SEOUL (Reuters) - South Korea said on Wednesday it had approved a plan by Samsung Electronics Co to build a flash memory chip plant in China seen costing some $4 billion, as a boom in smartphones and tablet computers fuels the chip industry’s growth.
The plant would be Samsung’s second overseas chip manufacturing site and reflects the growing importance of the Chinese market.
China’s consumption of NAND-type flash memory chips is set to account for half the global flash market, estimated at $29 billion this year, and its portion will rise to 55 percent by 2015, according to research firm Gartner.
The stellar growth is being driven by Chinese manufacturers such as Huawei Technologies and ZTE Corp, which have been steadily raising their global smartphone and tablet market share.
The new production line by Samsung will use cutting-edge 20-nanometer-class or below processing technology and mass production is planned to start from late 2013.
Samsung has yet to decide on a site for the plant, which will have a capacity of 100,000 wafers per month.

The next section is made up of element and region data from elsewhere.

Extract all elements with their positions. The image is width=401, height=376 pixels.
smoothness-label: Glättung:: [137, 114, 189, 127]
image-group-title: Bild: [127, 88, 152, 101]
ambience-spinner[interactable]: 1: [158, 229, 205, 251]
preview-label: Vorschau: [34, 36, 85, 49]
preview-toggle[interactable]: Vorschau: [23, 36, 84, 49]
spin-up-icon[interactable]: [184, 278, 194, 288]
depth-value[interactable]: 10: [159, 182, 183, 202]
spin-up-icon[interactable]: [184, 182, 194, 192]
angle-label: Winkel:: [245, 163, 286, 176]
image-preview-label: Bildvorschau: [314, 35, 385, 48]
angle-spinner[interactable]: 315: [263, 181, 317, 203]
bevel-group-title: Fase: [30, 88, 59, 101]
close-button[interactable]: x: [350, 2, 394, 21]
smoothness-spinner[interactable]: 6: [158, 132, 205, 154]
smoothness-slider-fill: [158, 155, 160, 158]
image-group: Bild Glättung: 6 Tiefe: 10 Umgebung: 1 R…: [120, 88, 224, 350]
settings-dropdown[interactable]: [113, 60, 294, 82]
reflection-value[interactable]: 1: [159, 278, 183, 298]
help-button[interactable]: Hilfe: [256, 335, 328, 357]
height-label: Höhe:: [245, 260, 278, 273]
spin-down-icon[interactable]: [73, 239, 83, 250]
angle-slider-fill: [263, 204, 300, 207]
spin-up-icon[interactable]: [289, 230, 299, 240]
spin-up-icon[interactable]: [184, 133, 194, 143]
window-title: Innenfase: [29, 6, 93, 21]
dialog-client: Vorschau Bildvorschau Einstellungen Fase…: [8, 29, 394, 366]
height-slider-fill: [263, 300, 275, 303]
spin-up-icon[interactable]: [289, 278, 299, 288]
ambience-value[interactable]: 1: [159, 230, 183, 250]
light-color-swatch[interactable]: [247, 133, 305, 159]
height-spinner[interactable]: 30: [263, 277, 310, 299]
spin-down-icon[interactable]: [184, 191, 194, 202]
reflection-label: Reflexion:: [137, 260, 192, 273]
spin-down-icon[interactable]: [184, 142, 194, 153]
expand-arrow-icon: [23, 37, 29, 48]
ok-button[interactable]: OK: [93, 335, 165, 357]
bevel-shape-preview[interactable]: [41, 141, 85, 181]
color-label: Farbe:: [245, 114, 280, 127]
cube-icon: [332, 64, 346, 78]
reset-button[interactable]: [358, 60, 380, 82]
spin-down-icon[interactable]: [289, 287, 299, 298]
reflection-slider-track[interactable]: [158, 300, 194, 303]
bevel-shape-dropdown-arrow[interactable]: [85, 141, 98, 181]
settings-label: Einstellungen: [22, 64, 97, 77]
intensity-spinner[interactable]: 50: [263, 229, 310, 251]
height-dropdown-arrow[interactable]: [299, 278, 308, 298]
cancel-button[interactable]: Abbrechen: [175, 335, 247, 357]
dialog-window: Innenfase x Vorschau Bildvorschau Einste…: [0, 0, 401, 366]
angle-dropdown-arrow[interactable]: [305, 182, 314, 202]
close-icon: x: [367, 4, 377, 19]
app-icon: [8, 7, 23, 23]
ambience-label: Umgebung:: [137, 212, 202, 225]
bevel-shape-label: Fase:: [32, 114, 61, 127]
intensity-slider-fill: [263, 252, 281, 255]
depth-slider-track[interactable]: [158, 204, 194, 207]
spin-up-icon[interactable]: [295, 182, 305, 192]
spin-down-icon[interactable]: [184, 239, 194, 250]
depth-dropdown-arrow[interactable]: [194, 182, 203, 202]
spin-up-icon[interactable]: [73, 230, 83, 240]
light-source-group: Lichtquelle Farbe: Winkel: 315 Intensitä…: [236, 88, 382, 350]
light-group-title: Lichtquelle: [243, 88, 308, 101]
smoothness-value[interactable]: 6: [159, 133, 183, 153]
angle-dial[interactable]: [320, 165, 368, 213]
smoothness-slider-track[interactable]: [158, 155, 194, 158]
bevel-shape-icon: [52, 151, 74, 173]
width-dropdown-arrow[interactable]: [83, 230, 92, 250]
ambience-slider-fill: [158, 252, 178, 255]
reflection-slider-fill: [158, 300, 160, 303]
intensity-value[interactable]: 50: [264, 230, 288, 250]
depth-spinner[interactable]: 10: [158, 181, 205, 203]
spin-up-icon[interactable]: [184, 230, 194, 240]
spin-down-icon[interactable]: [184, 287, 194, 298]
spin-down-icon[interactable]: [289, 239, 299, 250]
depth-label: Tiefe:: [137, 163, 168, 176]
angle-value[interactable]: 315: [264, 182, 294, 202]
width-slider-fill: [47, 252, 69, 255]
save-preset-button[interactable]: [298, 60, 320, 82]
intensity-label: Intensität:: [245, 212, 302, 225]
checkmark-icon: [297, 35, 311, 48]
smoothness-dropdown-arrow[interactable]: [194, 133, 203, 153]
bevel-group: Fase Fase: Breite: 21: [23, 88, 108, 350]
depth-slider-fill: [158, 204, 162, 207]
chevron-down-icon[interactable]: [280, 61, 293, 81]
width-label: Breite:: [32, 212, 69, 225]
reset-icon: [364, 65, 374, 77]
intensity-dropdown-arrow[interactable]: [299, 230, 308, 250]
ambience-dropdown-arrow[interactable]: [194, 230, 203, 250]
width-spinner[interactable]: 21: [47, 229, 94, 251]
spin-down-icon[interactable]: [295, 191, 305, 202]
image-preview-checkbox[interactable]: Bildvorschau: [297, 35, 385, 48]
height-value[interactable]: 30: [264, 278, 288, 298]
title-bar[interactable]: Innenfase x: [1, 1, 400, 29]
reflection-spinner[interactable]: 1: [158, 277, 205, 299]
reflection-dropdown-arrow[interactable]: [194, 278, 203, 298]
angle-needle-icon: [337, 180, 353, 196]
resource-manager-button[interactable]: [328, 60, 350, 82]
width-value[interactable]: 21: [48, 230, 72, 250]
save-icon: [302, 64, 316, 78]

South Korea requires local firms to apply to build foreign production bases for fear of leakages of the country’s prized high technology.
The Ministry of Knowledge and Economy said in a statement that Samsung would set up a committee to prevent potential technology leaks.
Samsung is the world’s biggest NAND flash memory maker with around 40 percent of the market. It competes with Japan’s Toshiba Corp, Hynix Semiconductor Inc of Korea and Micron Technology Inc of the United States.